LIZ SAYS: I am so excited. I saw such a fabulous show today. The kind of art exhibit that thrills you. The kind of exhibition that you didn't expect and can't predict.
The Musee de Manufacteur des Gobelins is a museum of the best pieces done by an age old tapestry, furniture and rug manufacturer in Paris. There is a major street, in the 5th arrondisment, named after the factory. It has been in business for centuries. Now, tapestry may read boring and musty, but this place is neither. They are innovative and fun. They have some of the best Art Deco tapestries of the Modern Age, with cars. planes and flappers with cigs, in their regular collection, not to mention all the gorgeous textiles you expect in Paris.

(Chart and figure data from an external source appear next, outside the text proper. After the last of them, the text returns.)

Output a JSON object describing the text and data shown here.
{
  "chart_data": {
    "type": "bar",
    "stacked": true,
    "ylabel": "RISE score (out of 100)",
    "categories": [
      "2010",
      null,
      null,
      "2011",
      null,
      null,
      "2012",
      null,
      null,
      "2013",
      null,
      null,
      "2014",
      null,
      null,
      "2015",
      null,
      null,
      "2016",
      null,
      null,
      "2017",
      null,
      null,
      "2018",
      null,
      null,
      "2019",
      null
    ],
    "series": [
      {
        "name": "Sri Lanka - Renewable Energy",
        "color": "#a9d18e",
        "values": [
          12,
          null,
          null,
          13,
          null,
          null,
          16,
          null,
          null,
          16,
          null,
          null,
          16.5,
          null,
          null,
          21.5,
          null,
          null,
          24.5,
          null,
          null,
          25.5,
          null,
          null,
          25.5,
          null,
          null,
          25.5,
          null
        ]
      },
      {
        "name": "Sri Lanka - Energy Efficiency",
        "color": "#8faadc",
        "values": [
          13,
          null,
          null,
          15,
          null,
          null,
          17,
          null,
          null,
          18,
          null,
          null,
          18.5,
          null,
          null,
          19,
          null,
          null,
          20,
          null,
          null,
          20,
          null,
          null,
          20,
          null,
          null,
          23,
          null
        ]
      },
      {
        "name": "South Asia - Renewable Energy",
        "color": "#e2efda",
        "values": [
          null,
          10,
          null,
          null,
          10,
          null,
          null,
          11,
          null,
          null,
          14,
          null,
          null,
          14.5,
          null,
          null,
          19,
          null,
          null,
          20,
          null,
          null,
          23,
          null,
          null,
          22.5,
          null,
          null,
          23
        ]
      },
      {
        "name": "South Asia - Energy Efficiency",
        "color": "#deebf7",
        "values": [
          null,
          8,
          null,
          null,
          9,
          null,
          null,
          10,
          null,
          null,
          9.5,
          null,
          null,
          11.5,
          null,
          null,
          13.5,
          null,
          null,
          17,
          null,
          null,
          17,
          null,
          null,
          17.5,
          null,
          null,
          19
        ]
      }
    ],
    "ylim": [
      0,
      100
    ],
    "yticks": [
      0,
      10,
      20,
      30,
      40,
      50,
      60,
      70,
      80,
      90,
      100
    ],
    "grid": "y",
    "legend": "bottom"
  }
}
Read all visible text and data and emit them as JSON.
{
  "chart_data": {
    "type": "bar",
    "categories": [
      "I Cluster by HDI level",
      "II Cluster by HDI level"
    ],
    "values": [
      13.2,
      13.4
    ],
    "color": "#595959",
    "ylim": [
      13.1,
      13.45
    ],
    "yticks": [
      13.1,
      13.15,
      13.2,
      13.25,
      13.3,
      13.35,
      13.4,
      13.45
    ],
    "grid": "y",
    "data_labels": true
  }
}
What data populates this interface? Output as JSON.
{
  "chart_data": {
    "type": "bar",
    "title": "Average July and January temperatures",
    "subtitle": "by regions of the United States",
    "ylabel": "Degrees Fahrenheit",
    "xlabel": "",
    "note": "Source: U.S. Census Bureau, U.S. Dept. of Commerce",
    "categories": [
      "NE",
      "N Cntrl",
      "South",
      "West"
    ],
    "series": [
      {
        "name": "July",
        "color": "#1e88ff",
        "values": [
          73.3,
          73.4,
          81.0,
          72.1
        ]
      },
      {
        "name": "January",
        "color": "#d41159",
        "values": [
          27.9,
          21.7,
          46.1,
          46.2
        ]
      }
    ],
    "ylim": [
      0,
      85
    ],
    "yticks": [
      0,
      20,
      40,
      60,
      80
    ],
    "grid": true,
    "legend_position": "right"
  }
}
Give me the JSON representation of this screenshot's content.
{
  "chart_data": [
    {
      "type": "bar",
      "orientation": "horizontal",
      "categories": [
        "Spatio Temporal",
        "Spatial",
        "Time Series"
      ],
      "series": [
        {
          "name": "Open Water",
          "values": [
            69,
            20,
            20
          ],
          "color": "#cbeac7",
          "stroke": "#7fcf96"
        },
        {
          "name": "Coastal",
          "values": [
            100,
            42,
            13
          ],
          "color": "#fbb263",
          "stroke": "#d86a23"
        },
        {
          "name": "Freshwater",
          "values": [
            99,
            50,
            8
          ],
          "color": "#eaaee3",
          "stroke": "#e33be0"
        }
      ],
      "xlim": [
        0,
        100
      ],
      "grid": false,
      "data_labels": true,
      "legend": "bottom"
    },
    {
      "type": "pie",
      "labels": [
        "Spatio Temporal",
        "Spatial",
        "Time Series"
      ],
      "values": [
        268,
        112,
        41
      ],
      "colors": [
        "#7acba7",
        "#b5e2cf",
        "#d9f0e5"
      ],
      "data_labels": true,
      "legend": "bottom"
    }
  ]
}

But, right now through April, there is a show called 'Decor et Installations'. It is a collection of works riffing on and reflecting off of chosen tapestries in the collection. Sometimes the reflections are literal, with mirrors and spaces in between leading your eye back to what you just saw, only to see it in yet another way. It reminds you to look around, to look at and through. There was video on the slightly baroque ceiling, video of what we thought was the back of the tapestry hung in the room and reflected off a mirror in 4 parts angled on the floor. The mirrors were angled so that we could see the moment on the ceiling, the static, curved modernist tapestry and the more formal windows garnished with women's heads garnished with flowers in the typical French liberty style. It was dizzying; the choices of where to look, what to see and what to think.
A rug galaxy with two seats, your seat in the universe upholstered with the things of life, was in the center of one dark room.
There were flies made of lace, with the drawings to show the origin and the intricate lace to show the conclusions.
There was a octagonal mirrored space that you could enter, with booties to protect the mirrored floor, where everything including the viewer was reproduced infinitely. The exterior of the same space reflected the tapestries on the was and the viewer. There were words, but I am not one for words, not when the are is so vividly alive.
For me, the point was well made without one written word.